Adds command line arguments shared by all subclasses.

Parameters:
  • parser (ArgumentParser) – Nascent argument parser to which to add arguments
  • kwargs (dict) – Additional keyword arguments
static process_infiles(**kwargs)

Processes a list of infiles, expanding environment variables and wildcards.

Parameters:infile{s} (str, list) – Paths to infile(s), may contain environment variables and wildcards
Returns:list – Paths to infiles with environment variables and wildcards expanded
read(**kwargs)

Reads data from one or more infiles into a DataFrame.

If more than on infile is provided, the resulting DataFrame will consist of their merged data.

If an infile is an hdf5 file path and (optionally) address within the file in the form /path/to/file.h5:/address/within/file, the corresponding DataFrame’s values will be loaded from /address/within/file/values, its index will be loaded from /address/within/file/index, its column names will be loaded from the ‘columns’ attribute of /address/within/file if present, and index name will be loaded from the ‘index_name’ attribute of /address/within/file if present. Additional arguments provided in dataframe_kw will be passes to DataFrame.

If an infile is the path to a text file, the corresponding DataFrame will be loaded using read_csv, including additional arguments provided in read_csv_kw.

After generating the DataFrame from infiles, the index may be set by loading a list of residue names and numbers in the form XAA:# from indexfile.
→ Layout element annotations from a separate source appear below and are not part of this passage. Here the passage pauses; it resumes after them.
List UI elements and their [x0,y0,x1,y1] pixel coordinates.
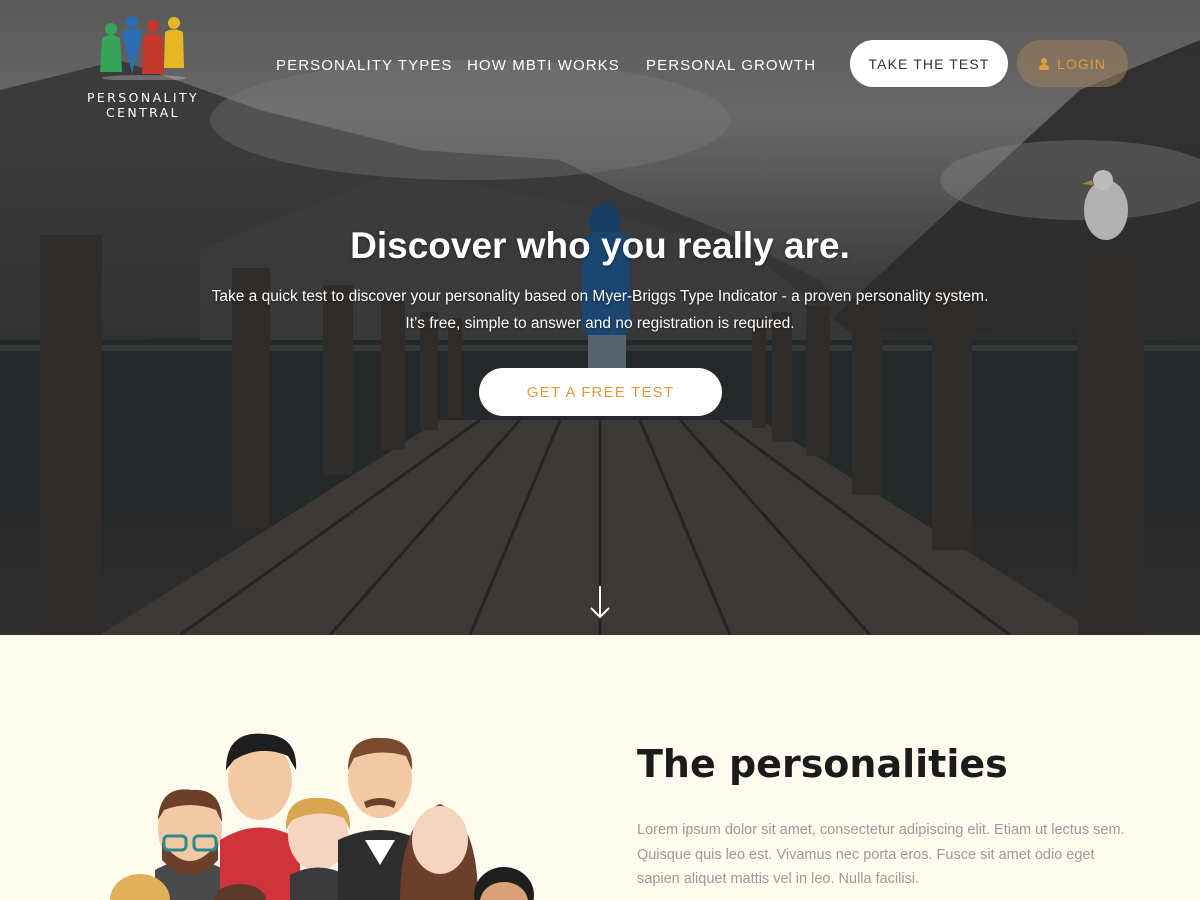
take-test-button[interactable]: TAKE THE TEST [850,40,1008,87]
logo-figures-icon [100,16,186,80]
people-illustration [110,733,534,900]
section-body: Lorem ipsum dolor sit amet, consectetur … [637,822,1125,887]
logo-line2: CENTRAL [105,105,181,120]
nav-how-mbti-works[interactable]: HOW MBTI WORKS [467,57,620,74]
hero-title: Discover who you really are. [350,225,850,266]
site-logo[interactable]: PERSONALITY CENTRAL [80,14,206,124]
arrow-down-icon[interactable] [588,584,612,620]
login-button[interactable]: LOGIN [1017,40,1128,87]
logo-line1: PERSONALITY [86,90,200,105]
nav-personal-growth[interactable]: PERSONAL GROWTH [646,57,816,74]
user-icon [1038,57,1049,70]
nav-personality-types[interactable]: PERSONALITY TYPES [276,57,453,74]
logo-wordmark: PERSONALITY CENTRAL [80,90,206,120]
hero-subtitle-line2: It’s free, simple to answer and no regis… [405,315,795,332]
hero-subtitle-line1: Take a quick test to discover your perso… [211,288,989,305]
login-label: LOGIN [1056,55,1107,72]
section-title: The personalities [637,742,1008,786]
get-free-test-button[interactable]: GET A FREE TEST [479,368,722,416]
This is useful when loading data from files that do not specify residue names.

Parameters:
  • infile[s] (str) – Path(s) to input file(s); may contain environment variables and wildcards
  • dataframe_kw (dict) – Keyword arguments passed to DataFrame (hdf5 only)
  • read_csv_kw (dict) – Keyword arguments passed to read_csv (text only)
  • indexfile (str) – Path to index file; may contain environment variables
  • verbose (int) – Level of verbose output
  • kwargs (dict) – Additional keyword arguments
Returns:

DataFrame – Sequence DataFrame

write(outfile, **kwargs)

Writes DataFrame to text or hdf5.

If outfile is an hdf5 file path and (optionally) address within the file in the form /path/to/file.h5:/address/within/file, DataFrame’s values will be written to /address/within/file/values, index will be written to /address/within/file/index, column names will be written to the ‘columns’ attribute of /address/within/file, and index name will be written to the ‘index.name’ attribute of /address/within/file.

If outfile is the path to a text file, DataFrame will be written using to_string, including additional arguments provided in read_csv_kw.

Parameters:
  • outfile (str) – Path to output file; may be path to text file or path to hdf5 file in the form ‘/path/to/hdf5/file.h5:/address/within/hdf5/file’; may contain environment variables
  • hdf5_kw (dict) – Keyword arguments passed to create_dataset (hdf5 only)
  • read_csv_kw (dict) – Keyword arguments passed to to_string (text only)
  • verbose (int) – Level of verbose output
  • kwargs (dict) – Additional keyword arguments
load_dataset(cls=None, **kwargs)

Loads a dataset, or reloads a previously-loaded dataset from a cache.